By Erik Fjellborg, founder and CEO at Quinyx

Covid-19 has – quite rightly – put the spotlight on the millions of people who work in frontline retail. During the crisis, they have kept working in order to serve us in supermarkets and keep the shelves stocked with essential supplies.

These workers have been critical to the UK’s response to the pandemic. And, as the country moves into a recovery phase and more shops start to open, they will be integral to this process.

It is, therefore, vital that retail employers are doing all they can to safeguard the needs of their frontline employees during a challenging and disruptive time.

Retail workers face a number of challenges – and not just during the pandemic. Our recent research found that, prior to Covid-19, 38% of deskless retail workers said that their job had negatively impacted their mental health over the past twelve months. Of those, 62% even considered quitting their job because they were unhappy with their work environment.

So, what can retail employers do to support the needs of their frontline workers and improve their working environment?

Progression and development are great places to start.

Our research highlighted that, where frontline retail roles were once associated with short, seasonal jobs for extra cash, this is no longer the case. Over half (55%) of deskless workers in the retail sector plan to stay in their jobs long term (up to 3 years), compared to under a third (29%) who view their job as temporary.

This is good news for an industry that is facing a period of disruption – economically and technologically. Behind this change lies a loyal workforce, eager to progress and nurture fruitful careers within the retail sector. And, for employers looking to nurture frontline talent in their business, there are a number of steps they can take.

Training for long-term development

Our data highlighted that while 41% of retail workers receive training and educational resources from their employers, only 28% were given a co-worker or manager to mentor them. Training doesn’t have to mean implementing formal and costly programmes. Peer-based training and mentorship can be an effective way of nurturing development and helping people grow in their roles and beyond.

Flexibility for all

Alongside this, assessing how to best support workplace talent, and allowing your employees to see you as a viable option for a long-term career, is also crucial. Our research found that 34% of deskless retail workers would prefer a flexible schedule over higher levels of pay.
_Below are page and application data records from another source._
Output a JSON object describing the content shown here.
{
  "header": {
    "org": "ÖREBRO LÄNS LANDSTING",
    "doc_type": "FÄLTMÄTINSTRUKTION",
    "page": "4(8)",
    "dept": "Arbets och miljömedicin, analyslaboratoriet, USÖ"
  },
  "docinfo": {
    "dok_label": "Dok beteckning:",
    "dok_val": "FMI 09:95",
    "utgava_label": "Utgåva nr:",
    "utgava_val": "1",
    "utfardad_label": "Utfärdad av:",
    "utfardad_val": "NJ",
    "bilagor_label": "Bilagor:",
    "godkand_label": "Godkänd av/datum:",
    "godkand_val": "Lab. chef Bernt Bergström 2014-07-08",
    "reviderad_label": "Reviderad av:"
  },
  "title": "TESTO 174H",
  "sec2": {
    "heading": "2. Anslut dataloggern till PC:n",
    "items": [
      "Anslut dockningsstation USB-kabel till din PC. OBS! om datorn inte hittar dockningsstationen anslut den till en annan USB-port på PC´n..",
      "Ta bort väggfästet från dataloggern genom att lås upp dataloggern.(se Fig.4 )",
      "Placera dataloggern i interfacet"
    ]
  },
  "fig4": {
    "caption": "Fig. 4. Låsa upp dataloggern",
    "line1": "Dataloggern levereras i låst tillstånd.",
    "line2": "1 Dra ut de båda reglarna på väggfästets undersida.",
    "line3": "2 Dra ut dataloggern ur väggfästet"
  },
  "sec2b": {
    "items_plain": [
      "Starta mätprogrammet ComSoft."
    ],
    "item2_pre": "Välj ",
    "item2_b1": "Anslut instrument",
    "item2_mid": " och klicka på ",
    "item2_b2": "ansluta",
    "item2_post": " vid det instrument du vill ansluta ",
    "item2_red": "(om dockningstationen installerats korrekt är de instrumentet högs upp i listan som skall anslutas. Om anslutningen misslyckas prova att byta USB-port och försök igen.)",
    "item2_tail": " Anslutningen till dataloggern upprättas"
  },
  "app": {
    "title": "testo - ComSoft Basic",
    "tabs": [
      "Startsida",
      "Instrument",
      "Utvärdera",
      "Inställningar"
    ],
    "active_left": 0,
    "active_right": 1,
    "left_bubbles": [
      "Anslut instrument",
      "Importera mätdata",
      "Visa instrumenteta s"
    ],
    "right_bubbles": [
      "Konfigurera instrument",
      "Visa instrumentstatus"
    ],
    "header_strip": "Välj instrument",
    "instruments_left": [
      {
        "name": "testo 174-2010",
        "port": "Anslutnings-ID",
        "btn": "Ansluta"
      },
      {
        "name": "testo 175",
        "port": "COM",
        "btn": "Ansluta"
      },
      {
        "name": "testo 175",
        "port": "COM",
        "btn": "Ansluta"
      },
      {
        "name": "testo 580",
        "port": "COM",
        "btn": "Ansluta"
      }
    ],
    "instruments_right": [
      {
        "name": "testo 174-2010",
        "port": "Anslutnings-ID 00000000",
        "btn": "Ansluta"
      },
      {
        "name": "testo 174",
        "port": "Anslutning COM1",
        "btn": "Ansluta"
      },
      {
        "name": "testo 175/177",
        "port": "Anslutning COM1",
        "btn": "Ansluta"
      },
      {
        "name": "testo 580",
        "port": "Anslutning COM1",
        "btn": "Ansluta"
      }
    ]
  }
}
Thus, giving workers greater flexibility in their roles and more control over their schedules could be the key to helping them stay within the retail sector for the long term.

Recognition and appreciation

COVID-19 has highlighted the true importance of retail workers. It is more vital than ever that these employees know how much they are valued by businesses and society as a whole. In fact, our research revealed that before the outbreak of COVID-19 more than half (51%) of deskless retail workers who felt that their job negatively impacted their mental health over the last 12 months, said one of the main reasons was that they felt that they were not appreciated for the work they do.

It is imperative that retail businesses continue to show their support for their employees. And, presenting clear opportunities for progression, expressing appreciation and working with employees to help them seek career advancement, are all actionable steps retail businesses can take to reduce workplace dissatisfaction and instead, breed a loyal, engaged and happy workforce there to stay for the long-term.